TW: Body shaming, fitspo (yes, it can definitely be a trigger!), anxiety, and weight loss-related discussion.
When I read this article (“Why Fit is the New Thin”) and reblogged it the other week, the damaging possibility of fitspo made sense to me at the time - but as I try super hard to avoid triggering content on the internet, my filters had previously kept most of the damage at bay - until recently.
Sometimes no matter how hard you try to limit and censor your intake of media and visual culture, shit slips through the cracks and smacks you on the nose. And this came out of no where.
I can’t explain why or how, but this sudden increase in fitspo on my Pinterest page has really been making me insane - this illustration particularly triggered so many things for me, so be warned.
[Comic/illustration of straight-sized white girl, crossing her arms and holding a jump rope. To the left of her: “YES I’m trying to lose weight.” To the right of her: “NO I don’t hate my current body.”]
Can someone just explain to me how this is possible? Because obviously someone thinks it’s possible and the logic escapes me.
To me, in my mind, the desire to lose weight directly correlates to body hate in every conceivable way. This is why I can’t bring myself to be more active and am struggling with the physical aspect of my personal wellness. This is why my mind is in constant turmoil about the need or desire to exercise - I can’t stop connecting losing weight and body hate with fitness. I can’t. I start working out and it all floods back, all the hate I used to have for myself, and it fucks everything up.
It’s really scary. Some days it’s different. I can make myself slow down enough to do some yoga and take a walk and focus on the positive aspects of how it makes me feel, but then it takes me 20 minutes to talk myself into stepping off my driveway. My anxiety/depression and my physical health are persistently at odds with one another.
But I digress - if you are making a vested effort into trying to lose weight, then how can you claim to love your body as it is? Aren’t you still trying to attain some other, newer, possibly unattainable kind of beauty ideal? Where did that ideal come from? What is the fucking point?
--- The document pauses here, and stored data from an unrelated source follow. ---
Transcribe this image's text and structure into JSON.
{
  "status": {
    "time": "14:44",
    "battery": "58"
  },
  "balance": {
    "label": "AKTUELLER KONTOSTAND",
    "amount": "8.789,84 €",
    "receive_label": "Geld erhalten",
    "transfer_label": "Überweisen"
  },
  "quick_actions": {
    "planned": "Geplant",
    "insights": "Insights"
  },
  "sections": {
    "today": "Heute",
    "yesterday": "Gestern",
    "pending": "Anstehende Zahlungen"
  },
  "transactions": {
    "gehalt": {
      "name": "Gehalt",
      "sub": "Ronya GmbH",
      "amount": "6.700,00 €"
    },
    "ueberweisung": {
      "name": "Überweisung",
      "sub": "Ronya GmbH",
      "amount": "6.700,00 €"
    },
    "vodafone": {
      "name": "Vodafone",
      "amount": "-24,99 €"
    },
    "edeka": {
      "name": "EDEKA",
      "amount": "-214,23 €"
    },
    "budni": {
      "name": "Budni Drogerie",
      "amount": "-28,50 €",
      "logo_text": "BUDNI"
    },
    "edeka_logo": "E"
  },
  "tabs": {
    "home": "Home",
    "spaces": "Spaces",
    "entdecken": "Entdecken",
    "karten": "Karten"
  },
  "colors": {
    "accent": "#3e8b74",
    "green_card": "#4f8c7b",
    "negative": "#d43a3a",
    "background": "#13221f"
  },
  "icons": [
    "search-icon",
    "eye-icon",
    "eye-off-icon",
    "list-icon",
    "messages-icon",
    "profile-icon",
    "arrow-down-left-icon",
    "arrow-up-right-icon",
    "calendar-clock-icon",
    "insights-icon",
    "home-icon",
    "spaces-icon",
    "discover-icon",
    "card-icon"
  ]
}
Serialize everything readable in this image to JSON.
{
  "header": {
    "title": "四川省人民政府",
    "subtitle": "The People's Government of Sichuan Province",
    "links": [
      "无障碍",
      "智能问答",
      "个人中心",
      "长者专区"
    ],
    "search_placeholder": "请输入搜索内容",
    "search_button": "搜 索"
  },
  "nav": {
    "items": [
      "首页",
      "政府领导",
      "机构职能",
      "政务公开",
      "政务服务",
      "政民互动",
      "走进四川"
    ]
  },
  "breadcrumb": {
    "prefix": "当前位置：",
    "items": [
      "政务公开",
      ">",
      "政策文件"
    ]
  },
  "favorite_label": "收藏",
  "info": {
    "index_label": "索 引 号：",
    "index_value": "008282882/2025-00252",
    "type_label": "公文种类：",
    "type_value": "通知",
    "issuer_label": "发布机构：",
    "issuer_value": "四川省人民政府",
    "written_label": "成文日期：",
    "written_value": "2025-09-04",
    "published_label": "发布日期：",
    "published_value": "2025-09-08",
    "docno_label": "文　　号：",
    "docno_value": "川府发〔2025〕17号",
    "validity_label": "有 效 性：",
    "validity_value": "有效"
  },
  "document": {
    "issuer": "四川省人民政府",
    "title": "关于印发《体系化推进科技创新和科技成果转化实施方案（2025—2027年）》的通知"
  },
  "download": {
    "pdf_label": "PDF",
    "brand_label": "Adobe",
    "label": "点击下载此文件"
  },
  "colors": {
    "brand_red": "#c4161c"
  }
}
Why does weight loss need to be a goal at all?
To me, the bottom line is this: “Fitspiration is thinspiration, even when it’s dissing skinny girls. It’s not about health — it’s about using “health” and “fit” as code words for beauty standards.”
It’s just as triggering and damaging, especially for those recovering from eating disorders or trying to find their own level of wellness through Health at Every Size.
And for people like me, struggling with mental disabilities and trying to mend broken relationships with physical fitness - this fitspo trend is monumental mind-fuckery.
I won’t tolerate it anymore.
The fat shaming, diet-peddling, fitness bragging, and health policing in social media is hard to escape and filter away. It’s becoming harder and harder as these new trends in viral messaging continue to pop up all over the place. Anyone with Photoshop and a desire to project their opinion has the power to reach you and make you stop in your tracks. Sometimes those messages are empowering, helpful, thoughtful ways of sparking discussion or introducing a new perspective - sometimes those messages are damaging.
Making safe spaces for ourselves on the internet, as people dedicated to body acceptance and diversity, is a constant uphill battle. But it is important, when our minds are ready to go in a million different places, to keep the truth in the forefront of our skulls.
Surround yourself with people, imaging and messaging that empowers you. Divert your eyes when something questionable comes across your path.
Remember that health is attainable and different for everyone. All bodies are good bodies. Love yourself, love your body, and accept change as it comes in any natural form. Reject the desire to conform to the beauty ideals of people other than yourself. Question where your own beauty ideals stem from and consider that they may not be grounded in positivity or healthy thinking.
Own yourself - because at the end of the day, no matter your size, you need to be solid with you and no one else.